Monday, August 19, 2013
Ain't Them Bodies Saints
"Ain't Them Bodies Saints" director David Lowery has made a film that's lovely to look at but lacking in its storytelling.
Casey Affleck plays the Texas criminal Bob Muldoon and Rooney Mara his doomed lover Ruth Guthrie, who in the opening scene fires the shot that kills their friend when the police come to arrest Bob. Bob takes the blame and is sentenced to 25 years to life (a cop was also wounded in the exchange), but after a few years (during which time Ruth has given birth to their daughter Sylvie) escapes, telling his bar-owner buddy Sweetie (a strong Nate Parker) "the doors just magically opened." They've written each other letters every day, but the reality of Bob's impending return puts Ruth and all of town on edge (including the rarely seen Keith Carradine in a substantial role as Skerritt, Ruth's neighbor and the shopkeeper father of the shooting victim).
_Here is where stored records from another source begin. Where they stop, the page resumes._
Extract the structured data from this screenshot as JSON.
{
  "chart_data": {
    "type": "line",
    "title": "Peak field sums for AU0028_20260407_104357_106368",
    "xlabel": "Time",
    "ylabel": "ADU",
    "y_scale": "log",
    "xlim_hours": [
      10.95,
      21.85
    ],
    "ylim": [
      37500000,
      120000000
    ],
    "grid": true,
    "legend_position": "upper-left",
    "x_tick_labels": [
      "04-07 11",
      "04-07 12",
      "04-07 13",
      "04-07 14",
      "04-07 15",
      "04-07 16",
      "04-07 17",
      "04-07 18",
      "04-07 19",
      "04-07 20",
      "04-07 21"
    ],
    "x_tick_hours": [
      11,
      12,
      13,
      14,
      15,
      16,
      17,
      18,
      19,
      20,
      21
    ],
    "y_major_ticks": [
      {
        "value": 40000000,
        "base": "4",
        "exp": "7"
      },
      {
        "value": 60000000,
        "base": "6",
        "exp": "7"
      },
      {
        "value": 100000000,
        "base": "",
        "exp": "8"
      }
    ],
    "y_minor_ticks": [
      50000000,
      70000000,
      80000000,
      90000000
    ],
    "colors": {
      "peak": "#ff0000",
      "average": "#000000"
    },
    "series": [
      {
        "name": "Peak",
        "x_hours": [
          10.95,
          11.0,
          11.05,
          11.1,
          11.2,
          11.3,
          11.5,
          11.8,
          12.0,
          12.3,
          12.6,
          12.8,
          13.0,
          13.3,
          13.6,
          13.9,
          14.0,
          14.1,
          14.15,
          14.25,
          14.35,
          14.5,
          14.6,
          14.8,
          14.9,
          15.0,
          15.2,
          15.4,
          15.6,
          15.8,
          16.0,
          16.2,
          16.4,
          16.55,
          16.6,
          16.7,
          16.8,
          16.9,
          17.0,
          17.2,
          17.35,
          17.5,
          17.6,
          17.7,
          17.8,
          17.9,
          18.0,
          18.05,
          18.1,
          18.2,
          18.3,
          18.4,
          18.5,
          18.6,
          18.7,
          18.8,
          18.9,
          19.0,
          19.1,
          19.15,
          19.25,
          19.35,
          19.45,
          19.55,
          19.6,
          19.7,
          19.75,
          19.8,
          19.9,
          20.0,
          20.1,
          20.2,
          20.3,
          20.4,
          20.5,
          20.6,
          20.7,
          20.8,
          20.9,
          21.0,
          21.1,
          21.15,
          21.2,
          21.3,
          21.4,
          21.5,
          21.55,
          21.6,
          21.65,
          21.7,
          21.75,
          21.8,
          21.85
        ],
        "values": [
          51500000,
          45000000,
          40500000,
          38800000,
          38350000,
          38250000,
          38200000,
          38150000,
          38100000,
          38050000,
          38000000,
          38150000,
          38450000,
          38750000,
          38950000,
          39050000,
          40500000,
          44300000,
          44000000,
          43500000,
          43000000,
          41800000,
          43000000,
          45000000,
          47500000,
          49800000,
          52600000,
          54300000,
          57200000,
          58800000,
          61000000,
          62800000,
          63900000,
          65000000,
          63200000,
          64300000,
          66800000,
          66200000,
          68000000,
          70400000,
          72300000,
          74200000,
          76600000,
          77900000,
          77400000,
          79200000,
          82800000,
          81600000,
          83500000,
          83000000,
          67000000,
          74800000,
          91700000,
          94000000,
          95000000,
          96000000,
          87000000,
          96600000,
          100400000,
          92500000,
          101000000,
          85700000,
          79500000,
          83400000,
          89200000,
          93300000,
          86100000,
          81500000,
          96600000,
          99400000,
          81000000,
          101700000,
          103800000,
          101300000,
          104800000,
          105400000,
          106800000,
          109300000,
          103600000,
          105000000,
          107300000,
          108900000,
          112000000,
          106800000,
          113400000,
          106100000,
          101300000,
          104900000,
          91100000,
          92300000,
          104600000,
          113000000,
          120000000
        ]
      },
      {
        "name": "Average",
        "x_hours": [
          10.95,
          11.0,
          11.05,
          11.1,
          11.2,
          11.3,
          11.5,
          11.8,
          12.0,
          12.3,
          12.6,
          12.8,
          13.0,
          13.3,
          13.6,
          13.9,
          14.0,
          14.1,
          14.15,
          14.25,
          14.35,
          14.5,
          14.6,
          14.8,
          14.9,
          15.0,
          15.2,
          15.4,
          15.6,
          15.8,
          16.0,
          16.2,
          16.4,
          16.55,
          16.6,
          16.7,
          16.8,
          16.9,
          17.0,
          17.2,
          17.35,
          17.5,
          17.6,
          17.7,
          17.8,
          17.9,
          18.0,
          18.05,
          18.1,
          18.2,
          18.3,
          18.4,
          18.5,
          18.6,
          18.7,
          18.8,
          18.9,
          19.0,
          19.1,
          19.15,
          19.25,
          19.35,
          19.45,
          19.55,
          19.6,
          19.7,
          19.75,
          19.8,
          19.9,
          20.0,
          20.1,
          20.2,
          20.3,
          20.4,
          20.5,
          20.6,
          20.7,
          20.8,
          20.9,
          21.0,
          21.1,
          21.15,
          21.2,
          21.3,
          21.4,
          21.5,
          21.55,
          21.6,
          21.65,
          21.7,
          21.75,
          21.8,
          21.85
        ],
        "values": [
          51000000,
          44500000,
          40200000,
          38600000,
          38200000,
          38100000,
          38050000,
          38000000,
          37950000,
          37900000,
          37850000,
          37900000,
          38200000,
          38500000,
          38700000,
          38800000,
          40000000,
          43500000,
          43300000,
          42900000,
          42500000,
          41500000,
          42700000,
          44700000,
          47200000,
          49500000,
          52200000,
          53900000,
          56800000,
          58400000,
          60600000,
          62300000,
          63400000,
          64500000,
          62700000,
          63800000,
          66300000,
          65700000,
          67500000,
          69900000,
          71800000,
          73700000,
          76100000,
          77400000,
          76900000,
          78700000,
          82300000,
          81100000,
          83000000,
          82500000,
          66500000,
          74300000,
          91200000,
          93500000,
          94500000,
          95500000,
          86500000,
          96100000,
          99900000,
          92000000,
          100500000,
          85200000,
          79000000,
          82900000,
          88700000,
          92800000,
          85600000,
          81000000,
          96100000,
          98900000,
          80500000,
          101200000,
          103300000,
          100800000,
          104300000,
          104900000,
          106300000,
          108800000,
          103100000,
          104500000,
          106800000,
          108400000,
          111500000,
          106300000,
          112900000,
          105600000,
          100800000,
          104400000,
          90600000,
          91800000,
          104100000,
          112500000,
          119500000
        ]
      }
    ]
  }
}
The film has some of the look of Terrence Malick - plenty of fields and nearly empty farmhouses - but Lowery and cinematographer Bradford Young have filmed it after twilight, in the late evening hours just before the sky goes darkest, and its heavy shadows cast a gorgeous autumnal spell. The structure of the story, though, is all wrong. We need to spend time with Ruth and Bob before they're forced apart in order to be emotionally invested in their star-crossed romance. It's a shame, because Mara's performance commands the screen, and Ben Foster also does nice work as Patrick, a cop who's sweet on Ruth but also views her and Sylvie with pity and protectiveness. She's a one-man woman, but eventually stops resisting certain of the courtesies he extends.